Странное дело, как это американский историк и президент не знает, а я, иностранец, знаю, что негры Северных штатов обращались к Аврааму Линкольну с ходатайством принять их в армию, но президент отверг их ходатайство «с нравственным ужасом», как сообщалось в тогдашних газетах; как это историк запамятовал, что командный состав Северных армий относился к неграм не лучше, чем южане, и в цитадели северян, в дни побед северян, в Нью-Йорке, как только что было сказано, был негритянский погром? – историку неизвестны факты, известные мне, когда все же негры прикладывали свою руку, как это было в городах южан Бьюфор и Нэшвиль, уничтоженных неграми, причем негры в свою очередь так же были уничтожены, как эти города? – Историк Вудро Вильсон был бы прав, если бы утвердил, что неграм не давали права принимать участие в войне, когда даже свободолюбивый президент Авраам Линкольн «с нравственным ужасом» пресекал эти права. И историк был бы прав, если бы сказал, с другой стороны, что негры не принимали участия в войне и потому, что они были забиты до собачьего состояния, поистине до состояния дворовых собак.
От дней гражданской войны до 31-го года прошло без малого семьдесят лет, охраненных Ку-клукс-кланом, – и я встретил учителя-негра, которому я – первый не-негр – подал руку. Американцы из Ку-клукс-клана будут утверждать, что негры – вообще не люди. Американцы даже в Нью-Йорке ставят негров в полусобачье положение. Негры – семьдесят пять лет назад – были освобождены от рабства так же, как если бы хозяин прогнал со двора собаку. Как живет масса негров – рассказано. Негры были освобождены со стопроцентностью безграмотности.

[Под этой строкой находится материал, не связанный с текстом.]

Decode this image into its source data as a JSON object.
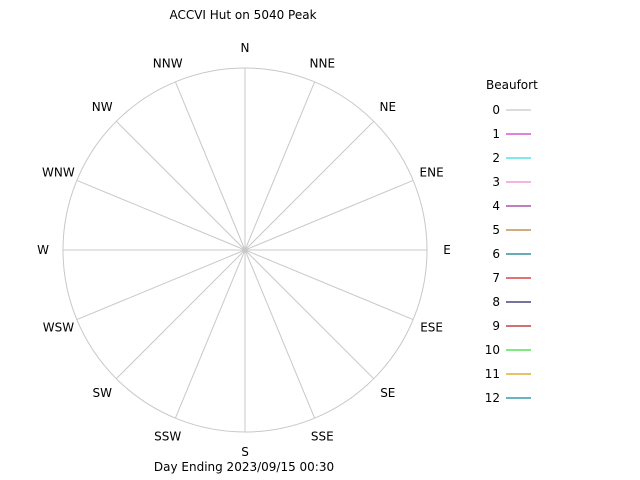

За семьдесят пять лет негры, даже кропперы Южных штатов, сумели создать свою интеллигенцию, литературу, театр, адвокатов, врачей, инженеров. Белые ничего не делали для негров! Пушкину, если б он был жив и сейчас приехал в Нью-Йорк, ему б не подавали руки.
Та ночь, которую я прослушал в негритянских песнях, когда на земле был звездный буран и земля пахла субтропиками, – такие ночи перенесены в Нью-Йорк, в Гарлем, в этот чудесный и фантастический город негров в Нью-Йорке, который живет ночами и непонятно, когда спит, в музыке, веселии, смехе, песнях, танцах. Не знаю, расового порядка иль исторического, в порядке социальных законов иль биологических, но негры действительно имеют отличия от американских белых: – я сказал бы – своею гуманитарной одаренностью. Каждый негр – музыкален, в первую очередь. Главный американский бог и ницшеанец – доллар – никак не дороже часа хорошей музыки, замусоленных страничек негритянского журнала, хорошего танца, хорошего разговора с приятелем, – так есть для негра, и это непонятно для американца. И Гарлем, не такой уж многоэтажный, как остальной Нью-Йорк, и не столь уж залитый по переулочкам светом, – поет, хохочет, веселится, дымит сигаретами.
Я бывал у молодого драматурга Регины Анжул, ее пьеса шла в одном из гарлемских театров, ее муж был адвокатом. Она все же, несмотря на то, что пьесы ее шли, потому что пьесы ее шли в молодом, новаторствующем театре, – служила – в даун-тауне, сиречь в городе белых, в нью-йоркском сити – библиотекаршей. Когда я приехал к ней впервые, она, ее муж и их приятели играли около дома в мяч, стоя четырехугольником и бросая мяч друг другу. Когда я приезжал к ним, всегда повторялись традиции русского студенчества годов до тысяча девятьсот пятого. Люди оказывались на столах, на корточках у дверей, – за теснотою и за отсутствием чопорности. И разговоры были студенческими поистине. И какой это веселый, приветливый, товарищеский народ – негры! И безалаберный народ, потому что – тот-то забыл, этот опоздал, тот двое суток просидел у товарища, увлекшись книгой и отложив ради нее все прочее на свете. Это был уже круг дружбы, в котором нас, «белых», было трое. Ко мне, к стыду моему, мои друзья-негры не приходили, – мы встречались иль в Гарлеме, или в Гринвич-виллидж у Элен Винэр, журналистки. У Винэр можно было не застать хозяйку дома, но найти Волтэра и Томаса, двух неразлучных друзей, актера и поэта, негров, с книгами и журналами (они – новаторы, они – Маяковский и Мейерхольд в молодости!). И дела у них: – надо переварить Джемса Джойса, ассимилировав его в негритянской литературе, – надо уничтожить врага такого-то, написав в своем журнале искусств и литературы памфлет и манифест одновременно, – надо выяснить точку зрения по поводу своего молодого поэта такого-то, который в поэзию переносит принципы «первоначальных ощущений» Марселя Пруста и хочет одновременно быть революционером. Быть же революционером, это – быть коммунистом. Быть коммунистом, это – в частности, вырабатывать мораль, это – вырабатывать принципы и правила поведения и правила отношения к людям. Это: часами решать, останутся иль не останутся при коммунизме, когда коммунизм пройдет по всему миру, останутся иль не останутся тогда негодяи? – Дел очень много! – Но, если вы оказались в Гарлеме, где-нибудь в подвале иль во дворе под открытым небом ресторанчика, – тогда почему не натанцеваться вдосталь и не попеть?! – и почему не разъезжаться потом по домам десятью человеками на четырехместной машине?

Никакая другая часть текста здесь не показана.